漢字の「麝香葡萄」は、「マスカット」という外来語の音に、その最大の特徴を表す漢字を当てたものです。

「麝香(じゃこう)」は、オスのジャコウジカが分泌する芳香性の高い分泌物(ムスク)を指し、この香りが非常に高貴で素晴らしいことから、マスカットの香りに例えられました。「葡萄(ぶどう)」は、もちろんブドウの果実を意味します。

「マスカット(Muscat)」という言葉自体が、「ムスク(麝香)の香りがする」という意味に由来しています。そのため、香りの素晴らしさを強調するために、この三文字の漢字が当てられました。

特に日本で古くから知られる「マスカット・オブ・アレキサンドリア」などがこの品種群の代表です。

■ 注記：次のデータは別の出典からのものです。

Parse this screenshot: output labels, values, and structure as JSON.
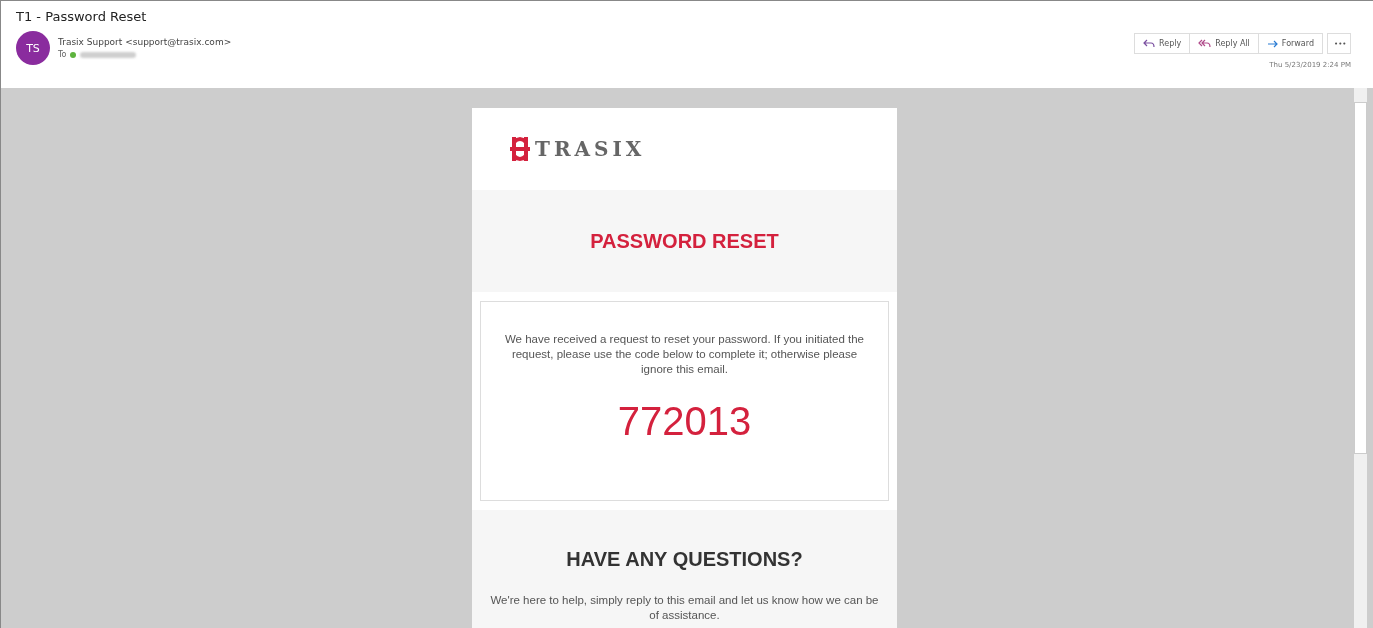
{
  "window": {
    "title": "T1 - Password Reset"
  },
  "message": {
    "avatar_initials": "TS",
    "sender": "Trasix Support <support@trasix.com>",
    "to_label": "To",
    "date": "Thu 5/23/2019 2:24 PM"
  },
  "actions": [
    {
      "kind": "reply",
      "label": "Reply"
    },
    {
      "kind": "reply_all",
      "label": "Reply All"
    },
    {
      "kind": "forward",
      "label": "Forward"
    }
  ],
  "more_button": "•••",
  "email": {
    "brand": "TRASIX",
    "heading": "PASSWORD RESET",
    "body": "We have received a request to reset your password. If you initiated the request, please use the code below to complete it; otherwise please ignore this email.",
    "code": "772013",
    "questions_heading": "HAVE ANY QUESTIONS?",
    "questions_body": "We're here to help, simply reply to this email and let us know how we can be of assistance."
  }
}
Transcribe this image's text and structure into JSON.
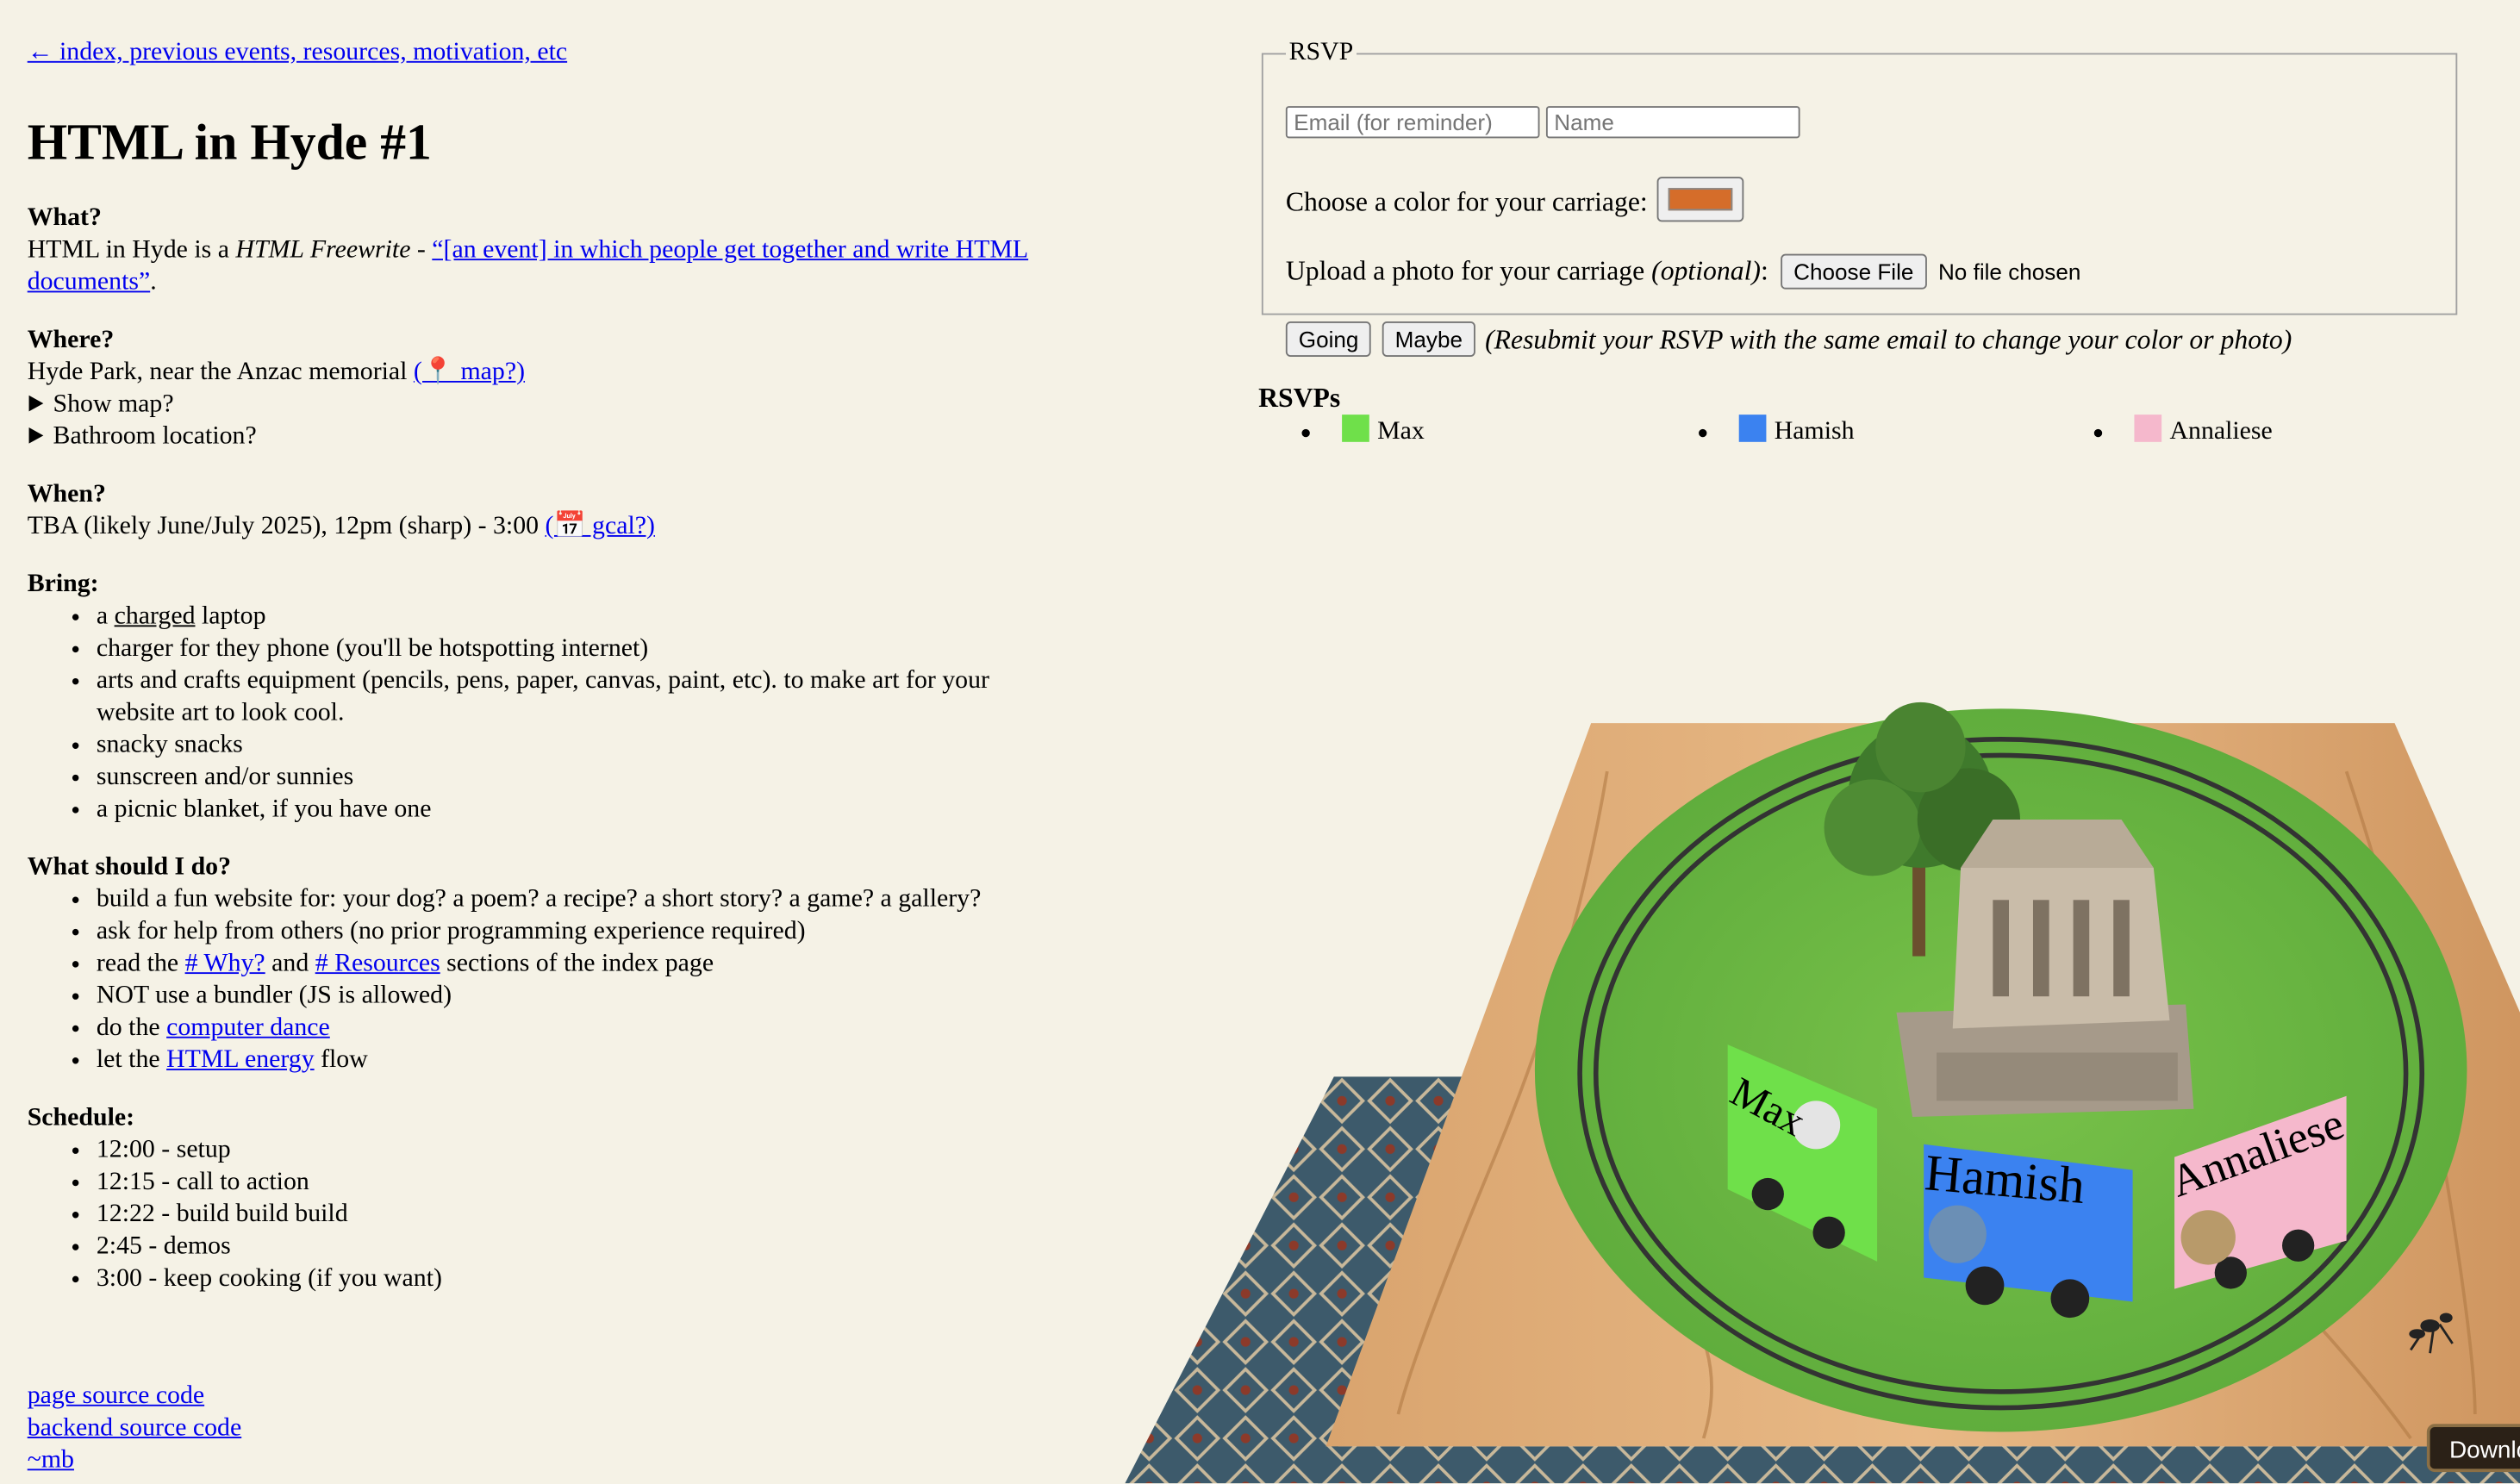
{
  "nav": {
    "back_link": "← index, previous events, resources, motivation, etc"
  },
  "page_title": "HTML in Hyde #1",
  "what": {
    "heading": "What?",
    "text_before": "HTML in Hyde is a ",
    "emphasis": "HTML Freewrite",
    "dash": " - ",
    "quote_link": "“[an event] in which people get together and write HTML documents”",
    "end": "."
  },
  "where": {
    "heading": "Where?",
    "text": "Hyde Park, near the Anzac memorial ",
    "map_link": "(📍 map?)",
    "show_map": "Show map?",
    "bathroom": "Bathroom location?"
  },
  "when": {
    "heading": "When?",
    "text": "TBA (likely June/July 2025), 12pm (sharp) - 3:00 ",
    "gcal_link": "(📅 gcal?)"
  },
  "bring": {
    "heading": "Bring:",
    "item1_a": "a ",
    "item1_b": "charged",
    "item1_c": " laptop",
    "items": [
      "charger for they phone (you'll be hotspotting internet)",
      "arts and crafts equipment (pencils, pens, paper, canvas, paint, etc). to make art for your website art to look cool.",
      "snacky snacks",
      "sunscreen and/or sunnies",
      "a picnic blanket, if you have one"
    ]
  },
  "todo": {
    "heading": "What should I do?",
    "items": [
      "build a fun website for: your dog? a poem? a recipe? a short story? a game? a gallery?",
      "ask for help from others (no prior programming experience required)"
    ],
    "read_a": "read the ",
    "read_link1": "# Why?",
    "read_b": " and ",
    "read_link2": "# Resources",
    "read_c": " sections of the index page",
    "bundler": "NOT use a bundler (JS is allowed)",
    "dance_a": "do the ",
    "dance_link": "computer dance",
    "energy_a": "let the ",
    "energy_link": "HTML energy",
    "energy_b": " flow"
  },
  "schedule": {
    "heading": "Schedule:",
    "items": [
      "12:00 - setup",
      "12:15 - call to action",
      "12:22 - build build build",
      "2:45 - demos",
      "3:00 - keep cooking (if you want)"
    ]
  },
  "footer": {
    "page_source": "page source code",
    "backend_source": "backend source code",
    "home": "~mb"
  },
  "rsvp_form": {
    "legend": "RSVP",
    "email_placeholder": "Email (for reminder)",
    "name_placeholder": "Name",
    "color_label": "Choose a color for your carriage:",
    "color_value": "#d56d2a",
    "photo_label": "Upload a photo for your carriage ",
    "photo_optional": "(optional)",
    "photo_colon": ":",
    "choose_file": "Choose File",
    "no_file": "No file chosen",
    "going": "Going",
    "maybe": "Maybe",
    "note": "(Resubmit your RSVP with the same email to change your color or photo)"
  },
  "rsvps": {
    "title": "RSVPs",
    "people": [
      {
        "name": "Max",
        "color": "#6fe04a"
      },
      {
        "name": "Hamish",
        "color": "#3b82f0"
      },
      {
        "name": "Annaliese",
        "color": "#f5b8cc"
      }
    ]
  },
  "download_label": "Download"
}
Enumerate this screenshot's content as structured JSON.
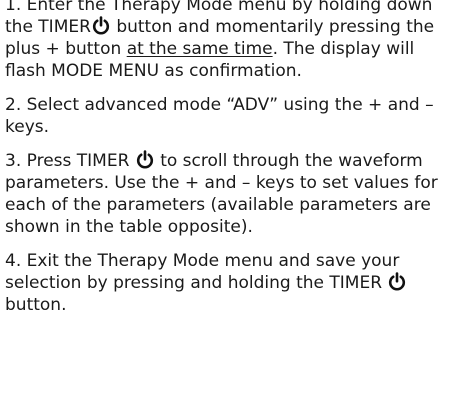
{
  "steps": [
    {
      "a": "1. Enter the Therapy Mode menu by holding down the TIMER",
      "b": " button and momentarily pressing the plus + button ",
      "underlined": "at the same time",
      "c": ". The display will flash MODE MENU as confirmation."
    },
    {
      "a": "2. Select advanced mode “ADV” using the + and – keys."
    },
    {
      "a": "3. Press TIMER",
      "b": " to scroll through the waveform parameters. Use the + and – keys to set values for each of the parameters (available parameters are shown in the table opposite)."
    },
    {
      "a": "4. Exit the Therapy Mode menu and save your selection by pressing and holding the TIMER",
      "b": " button."
    }
  ],
  "icons": {
    "timer": "power-icon"
  }
}
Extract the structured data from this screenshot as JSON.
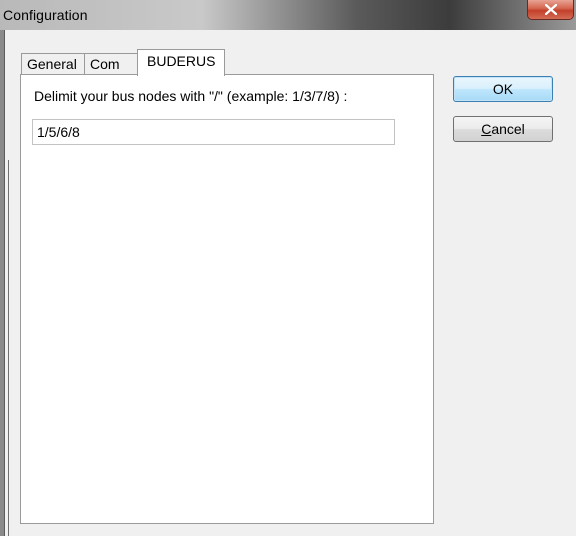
{
  "window": {
    "title": "Configuration"
  },
  "tabs": [
    {
      "label": "General",
      "active": false
    },
    {
      "label": "Com",
      "active": false
    },
    {
      "label": "BUDERUS",
      "active": true
    }
  ],
  "buderus": {
    "instruction": "Delimit your bus nodes with \"/\" (example: 1/3/7/8) :",
    "bus_nodes_value": "1/5/6/8"
  },
  "buttons": {
    "ok_label": "OK",
    "cancel_label": "Cancel",
    "cancel_accelerator": "C",
    "cancel_rest": "ancel"
  },
  "icons": {
    "close": "close-icon"
  },
  "colors": {
    "dialog_bg": "#f0f0f0",
    "close_button": "#c2402a",
    "default_button_border": "#3c7fb1"
  }
}
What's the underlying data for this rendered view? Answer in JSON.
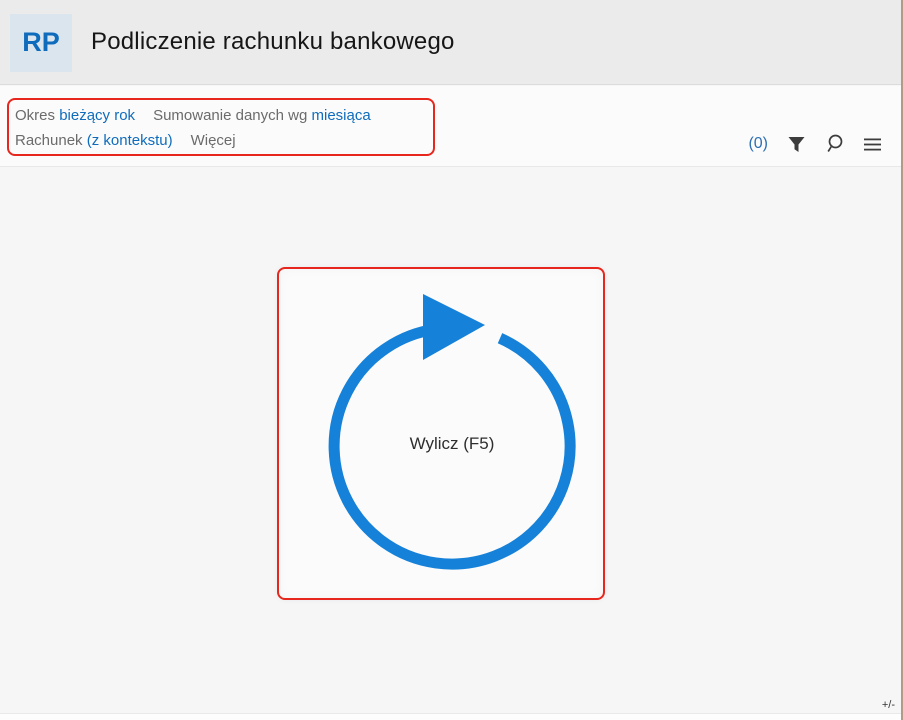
{
  "header": {
    "badge": "RP",
    "title": "Podliczenie rachunku bankowego"
  },
  "toolbar": {
    "menu": {
      "okres_label": "Okres",
      "okres_value": "bieżący rok",
      "sumowanie_label": "Sumowanie danych wg",
      "sumowanie_value": "miesiąca",
      "rachunek_label": "Rachunek",
      "rachunek_value": "(z kontekstu)",
      "wiecej_label": "Więcej"
    },
    "filter_count": "(0)",
    "icons": {
      "filter": "funnel-icon",
      "search": "magnifier-icon",
      "menu": "hamburger-menu-icon"
    }
  },
  "main": {
    "run_button": {
      "label": "Wylicz (F5)",
      "icon": "circular-arrow-refresh-icon"
    }
  },
  "footer": {
    "zoom_hint": "+/-"
  },
  "colors": {
    "highlight_red": "#e7271d",
    "accent_blue": "#1581d8",
    "link_blue": "#0f6cbd",
    "badge_bg": "#dbe5ed",
    "header_bg": "#ebebeb",
    "icon_gray": "#3c3c3c",
    "window_edge": "#b49a85"
  }
}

近年人気の高い「シャインマスカット」も、この品種群の香りを引き継いでいます。

【高貴な香り! 麝香葡萄(マスカット)のトリビア】

●ムスク由来
マスカットの語源は、イタリア語の"muscato"やフランス語の"muscat"に遡り、いずれも「ムスク(麝香)」に由来しています。高級メロンの「マスクメロン」も同じ語源です。

●古代からの品種
マスカットは非常に古くから栽培されている品種群で、特にマスカット・オブ・アレキサンドリアは、紀元前の古代エジプトのアレキサンドリア周辺で栽培されていた歴史を持つと言われています。

●芳香の強さ
マスカットの品種は、その強い芳香が最大の特徴であり、ワインの醸造や洋菓子の材料としても、その香りを活用するために使われます。

●品種の幅広さ
マスカットの品種には、皮の色が白色(黄緑色)のものから黒色に近いものまで幅広く存在します。日本の「シャインマスカット」は、この中で白色系に分類されます。

●日本への伝来
マスカットは、明治時代に日本に導入され、当初は「ムスカット」とも呼ばれていました。今では岡山県、山梨県、長野県などが主要な産地として知られています。

●「晴王」のブランド
岡山県産の最高級シャインマスカットは、厳しい基準をクリアしたものに「晴王(はれおう)」というブランド名が付けられ、その品質の高さが保証されています。

●「麝香」の希少性
本来の「麝香」は、採取が非常に困難で高価な香料であり、その名前を冠するマスカットも高貴な果物として扱われてきました。

●「麝香葡萄」の表記
漢字表記は、外来語「マスカット」をそのまま音で表すのではなく、その本質的な特徴を日本語の漢字で表現した、意味的な熟字訓の例です。

●ビタミンCが豊富
ブドウの主な栄養成分は、体内に吸収されやすいブドウ糖で、疲労回復に良いとされています。特に緑色のブドウは、ビタミンCの含有量が高い傾向にあります。